The Inn Reopens with 20 guestrooms
In January 1988 the Great Room-the large, yet intimate, dining room at the back of the Inn-and the Somerset and Hunterdon Rooms (the two banquet rooms on the lower level which previously were the rathskellar bar, the Ride ‘N' Hunt Club and the Catch Penny Pub) were opened. In April 1988, the hotel, with 20 guest rooms and suites, was reopened. The accommodations were strictly for transient and not residential guests as had been the situation under previous owners. Finally, in November 1992, the elegant Fenwick Ballroom, which previously was the site of the Palumbo Pharmacy, was opened. The renovation of the Inn that began in 1985 was now complete.
It was during the Rochat era that The Bernards Inn reached its prominence in New Jersey as the place for fine dining, luxurious accommodations and exceptional catered affairs. In 1988, Edward Stone joined the Inn as executive chef and later as a partner in the business.
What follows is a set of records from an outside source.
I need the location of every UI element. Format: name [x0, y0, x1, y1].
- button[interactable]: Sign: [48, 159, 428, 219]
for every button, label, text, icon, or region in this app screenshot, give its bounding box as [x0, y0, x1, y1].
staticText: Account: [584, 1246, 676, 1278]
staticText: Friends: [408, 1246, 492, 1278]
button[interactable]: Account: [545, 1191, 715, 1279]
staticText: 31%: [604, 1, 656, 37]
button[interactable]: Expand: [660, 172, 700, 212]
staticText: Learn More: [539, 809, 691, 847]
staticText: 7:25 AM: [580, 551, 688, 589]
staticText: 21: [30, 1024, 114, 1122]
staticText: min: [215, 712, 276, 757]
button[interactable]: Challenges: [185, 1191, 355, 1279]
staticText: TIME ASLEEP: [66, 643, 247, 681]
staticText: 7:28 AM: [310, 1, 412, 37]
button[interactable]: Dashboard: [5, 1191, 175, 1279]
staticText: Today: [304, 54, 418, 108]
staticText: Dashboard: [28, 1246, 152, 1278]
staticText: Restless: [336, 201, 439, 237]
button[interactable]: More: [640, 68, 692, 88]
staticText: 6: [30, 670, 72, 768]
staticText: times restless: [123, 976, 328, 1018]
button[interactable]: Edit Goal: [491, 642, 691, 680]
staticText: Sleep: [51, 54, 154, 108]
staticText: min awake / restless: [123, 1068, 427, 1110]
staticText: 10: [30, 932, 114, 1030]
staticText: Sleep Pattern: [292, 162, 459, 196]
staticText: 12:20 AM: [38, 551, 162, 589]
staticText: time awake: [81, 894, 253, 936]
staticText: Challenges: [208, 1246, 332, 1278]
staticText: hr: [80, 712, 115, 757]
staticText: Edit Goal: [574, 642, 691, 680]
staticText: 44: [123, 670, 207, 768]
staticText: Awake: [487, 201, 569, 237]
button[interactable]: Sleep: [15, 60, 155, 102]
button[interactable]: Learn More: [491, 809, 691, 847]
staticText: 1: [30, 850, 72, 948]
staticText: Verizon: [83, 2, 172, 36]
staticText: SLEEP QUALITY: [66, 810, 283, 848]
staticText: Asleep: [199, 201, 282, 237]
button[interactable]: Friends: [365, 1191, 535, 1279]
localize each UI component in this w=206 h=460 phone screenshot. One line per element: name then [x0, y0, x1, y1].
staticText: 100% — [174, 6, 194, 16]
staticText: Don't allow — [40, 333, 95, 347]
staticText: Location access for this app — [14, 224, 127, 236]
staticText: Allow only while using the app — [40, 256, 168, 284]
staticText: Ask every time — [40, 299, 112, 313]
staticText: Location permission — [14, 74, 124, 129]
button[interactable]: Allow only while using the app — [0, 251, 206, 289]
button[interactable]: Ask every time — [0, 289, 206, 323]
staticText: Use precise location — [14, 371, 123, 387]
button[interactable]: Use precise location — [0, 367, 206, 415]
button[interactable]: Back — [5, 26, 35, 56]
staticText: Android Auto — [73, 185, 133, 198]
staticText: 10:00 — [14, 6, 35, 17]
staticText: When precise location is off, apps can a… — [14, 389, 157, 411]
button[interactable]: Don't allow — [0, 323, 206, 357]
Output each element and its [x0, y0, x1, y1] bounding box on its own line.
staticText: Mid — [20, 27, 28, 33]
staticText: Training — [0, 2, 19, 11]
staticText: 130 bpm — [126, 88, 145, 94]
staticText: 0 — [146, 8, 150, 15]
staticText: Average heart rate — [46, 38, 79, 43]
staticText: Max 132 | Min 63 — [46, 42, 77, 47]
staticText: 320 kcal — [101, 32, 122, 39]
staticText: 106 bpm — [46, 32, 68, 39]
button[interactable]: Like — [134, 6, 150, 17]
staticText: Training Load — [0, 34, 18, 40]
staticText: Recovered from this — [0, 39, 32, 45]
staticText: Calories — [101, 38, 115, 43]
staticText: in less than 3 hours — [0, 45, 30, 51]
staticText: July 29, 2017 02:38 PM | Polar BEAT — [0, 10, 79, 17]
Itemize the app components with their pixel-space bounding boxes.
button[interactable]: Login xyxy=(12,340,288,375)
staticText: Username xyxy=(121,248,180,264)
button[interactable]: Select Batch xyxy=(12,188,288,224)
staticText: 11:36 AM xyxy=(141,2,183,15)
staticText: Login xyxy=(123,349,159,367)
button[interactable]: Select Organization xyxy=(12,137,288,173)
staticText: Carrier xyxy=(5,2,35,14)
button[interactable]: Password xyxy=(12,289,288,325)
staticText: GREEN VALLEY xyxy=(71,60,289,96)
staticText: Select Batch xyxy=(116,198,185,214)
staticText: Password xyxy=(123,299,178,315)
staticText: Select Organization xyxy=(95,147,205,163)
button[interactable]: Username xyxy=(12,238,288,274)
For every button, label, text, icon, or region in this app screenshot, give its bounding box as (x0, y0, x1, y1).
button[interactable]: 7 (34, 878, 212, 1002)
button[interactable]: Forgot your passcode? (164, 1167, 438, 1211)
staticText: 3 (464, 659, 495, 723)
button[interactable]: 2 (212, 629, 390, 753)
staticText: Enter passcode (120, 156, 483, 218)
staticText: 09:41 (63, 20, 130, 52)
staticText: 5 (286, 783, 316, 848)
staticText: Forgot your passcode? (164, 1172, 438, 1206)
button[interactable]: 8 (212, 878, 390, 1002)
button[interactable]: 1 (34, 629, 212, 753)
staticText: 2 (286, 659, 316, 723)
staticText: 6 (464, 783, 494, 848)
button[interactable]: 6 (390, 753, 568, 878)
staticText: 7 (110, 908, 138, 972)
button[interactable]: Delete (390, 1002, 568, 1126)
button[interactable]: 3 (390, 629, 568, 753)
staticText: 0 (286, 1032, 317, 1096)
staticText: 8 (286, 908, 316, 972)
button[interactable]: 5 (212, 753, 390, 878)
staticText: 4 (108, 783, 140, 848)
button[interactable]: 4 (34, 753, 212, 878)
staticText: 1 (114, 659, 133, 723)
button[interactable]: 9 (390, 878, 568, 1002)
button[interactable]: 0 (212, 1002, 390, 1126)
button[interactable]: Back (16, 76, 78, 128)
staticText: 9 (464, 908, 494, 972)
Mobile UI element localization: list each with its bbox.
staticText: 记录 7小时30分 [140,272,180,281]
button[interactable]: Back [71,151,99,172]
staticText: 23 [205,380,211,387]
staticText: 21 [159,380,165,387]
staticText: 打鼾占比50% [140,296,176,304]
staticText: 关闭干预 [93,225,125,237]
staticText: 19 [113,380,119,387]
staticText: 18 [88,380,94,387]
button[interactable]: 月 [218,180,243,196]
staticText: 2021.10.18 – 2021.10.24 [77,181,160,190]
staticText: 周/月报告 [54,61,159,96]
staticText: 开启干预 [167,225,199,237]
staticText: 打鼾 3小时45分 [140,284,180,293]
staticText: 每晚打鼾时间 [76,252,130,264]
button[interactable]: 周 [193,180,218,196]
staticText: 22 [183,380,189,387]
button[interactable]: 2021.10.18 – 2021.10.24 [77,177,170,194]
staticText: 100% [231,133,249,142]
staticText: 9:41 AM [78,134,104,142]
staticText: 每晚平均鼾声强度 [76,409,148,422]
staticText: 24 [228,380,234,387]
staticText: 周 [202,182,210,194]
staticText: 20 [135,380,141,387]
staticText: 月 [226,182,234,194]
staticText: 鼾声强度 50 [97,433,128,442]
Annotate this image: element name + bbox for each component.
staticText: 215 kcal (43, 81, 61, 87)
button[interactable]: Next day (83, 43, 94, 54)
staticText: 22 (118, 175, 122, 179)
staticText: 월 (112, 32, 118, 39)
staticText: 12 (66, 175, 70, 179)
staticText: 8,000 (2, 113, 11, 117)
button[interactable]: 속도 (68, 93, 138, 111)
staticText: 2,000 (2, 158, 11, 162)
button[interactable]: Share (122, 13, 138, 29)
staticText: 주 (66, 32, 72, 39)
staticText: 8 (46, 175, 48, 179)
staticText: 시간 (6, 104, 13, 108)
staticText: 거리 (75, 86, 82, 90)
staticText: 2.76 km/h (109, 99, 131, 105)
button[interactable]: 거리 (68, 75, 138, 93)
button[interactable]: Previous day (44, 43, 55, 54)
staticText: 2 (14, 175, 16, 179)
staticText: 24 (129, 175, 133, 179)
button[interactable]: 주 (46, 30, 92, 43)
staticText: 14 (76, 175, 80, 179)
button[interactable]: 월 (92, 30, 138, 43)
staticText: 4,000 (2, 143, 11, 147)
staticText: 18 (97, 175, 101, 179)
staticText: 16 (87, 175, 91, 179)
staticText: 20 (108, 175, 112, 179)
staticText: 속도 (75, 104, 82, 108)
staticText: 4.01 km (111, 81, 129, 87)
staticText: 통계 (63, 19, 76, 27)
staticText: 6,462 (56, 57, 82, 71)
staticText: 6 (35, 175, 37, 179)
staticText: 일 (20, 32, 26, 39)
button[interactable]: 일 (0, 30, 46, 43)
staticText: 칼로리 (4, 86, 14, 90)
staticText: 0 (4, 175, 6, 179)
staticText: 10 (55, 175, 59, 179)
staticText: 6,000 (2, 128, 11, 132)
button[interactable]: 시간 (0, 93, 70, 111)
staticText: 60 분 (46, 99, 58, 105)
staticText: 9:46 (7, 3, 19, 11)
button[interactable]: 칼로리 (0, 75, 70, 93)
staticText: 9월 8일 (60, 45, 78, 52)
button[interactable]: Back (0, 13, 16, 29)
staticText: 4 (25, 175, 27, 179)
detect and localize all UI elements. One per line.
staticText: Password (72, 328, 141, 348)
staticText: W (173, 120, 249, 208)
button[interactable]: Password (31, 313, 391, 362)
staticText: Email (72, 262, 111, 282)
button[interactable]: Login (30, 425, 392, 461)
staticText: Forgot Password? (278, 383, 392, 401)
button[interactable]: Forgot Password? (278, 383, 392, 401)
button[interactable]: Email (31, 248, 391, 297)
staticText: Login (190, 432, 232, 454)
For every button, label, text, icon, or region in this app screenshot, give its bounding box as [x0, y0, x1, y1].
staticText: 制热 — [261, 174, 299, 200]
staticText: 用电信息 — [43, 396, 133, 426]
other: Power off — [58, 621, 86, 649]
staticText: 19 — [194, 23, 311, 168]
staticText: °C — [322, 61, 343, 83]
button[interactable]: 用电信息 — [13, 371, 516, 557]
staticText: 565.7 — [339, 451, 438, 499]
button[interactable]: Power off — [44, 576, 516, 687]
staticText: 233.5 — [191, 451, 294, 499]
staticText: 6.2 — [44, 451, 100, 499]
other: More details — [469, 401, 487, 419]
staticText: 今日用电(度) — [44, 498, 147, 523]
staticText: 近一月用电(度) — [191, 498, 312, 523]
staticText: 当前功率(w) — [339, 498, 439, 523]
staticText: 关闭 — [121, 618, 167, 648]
Chef Stone's culinary creativity and professionalism earned the Inn, among other honors, the coveted Four-Diamond rating from AAA, the DiRoNa (Distinguished Restaurants of North America) and numerous three- and four-star ratings from leading newspapers and magazines
Not long after the arrival of the new millennium came the arrival of new owners. In October 2002 the Inn was sold by the Rochats to Dick and Kim Schlott of Bernardsville. Executive Chef Ed Stone remained at the Inn as a partner with the Schlotts. Mr. Schlott, who was a prominent realtor in the New Jersey marketplace, said that he had no plans for any substantive changes. Instead, his focus would be on bringing in more business to the hotel, which had become overshadowed by the success of the restaurant and banquet operations.
In early 2003 Chef Stone left the Inn and the search began for a new executive chef. The search included award winning chefs from across the country to ensure that the Inn not only retained, but enhanced, its standing as a fine dining venue. In the spring of 2003, the Inn welcomed Corey Heyer as its new (and current) executive chef.
The Schlotts held the property until early 2006 when it was put up for sale once again. In April 2006, Hampshire Destination Properties of Morristown, NJ purchased the Inn for a reported $6.9 million (just a bit more than the $25,000 paid by Fred Ballantine to the Commercial Trust Company in 1922). Like the Rochats, Hampshire has made a substantial investment in renovating and upgrading the now century-old landmark. The exterior of the Inn as well as the lobby, the Library Bar, the Conservatory, the Great Room and the guest rooms have all undergone a dramatic and magnificent makeover. In addition, the banquet rooms on the lower level have been transformed into two stunning new rooms-The Silver Vault and Wine Pantry. The new décor of the property is reminiscent of the great estate homes of the Bernardsville Mountain Colony.
Today, as it was when the Inn first opened in 1906, we move into our second century with the same dedication to providing an exceptional experience for all of our guests in an atmosphere of gracious hospitality. In 2016, the Inn is owned by Hampshire Management Company, a Morristownl based real estate investment firm. Hampshire also owns other historic properties in the Somerset Hills including; The Station Retaurant (Bernardsville), The Old Library (2000 -Bernardsville -$830,000) , the former Jeroloman's Store (Bernardsville). James Hanson is the President and CEO but was part of the B'Ville family including his brother Jeffrey and his sister Deborah.
The Bernards Inn is under the managment of Harold Imperatore, Executive General Manager at Hansen. Harold and his wife Debra live in Basking Ridge. In Basking Ridge, Hampshipre owns Bella's Burgers, and also constructed the building at 44 South Finley Ave in Basking Ridge, former home to Ridge Cheverolet and BaseCamp. It is now home to Ridge Family Dentistry.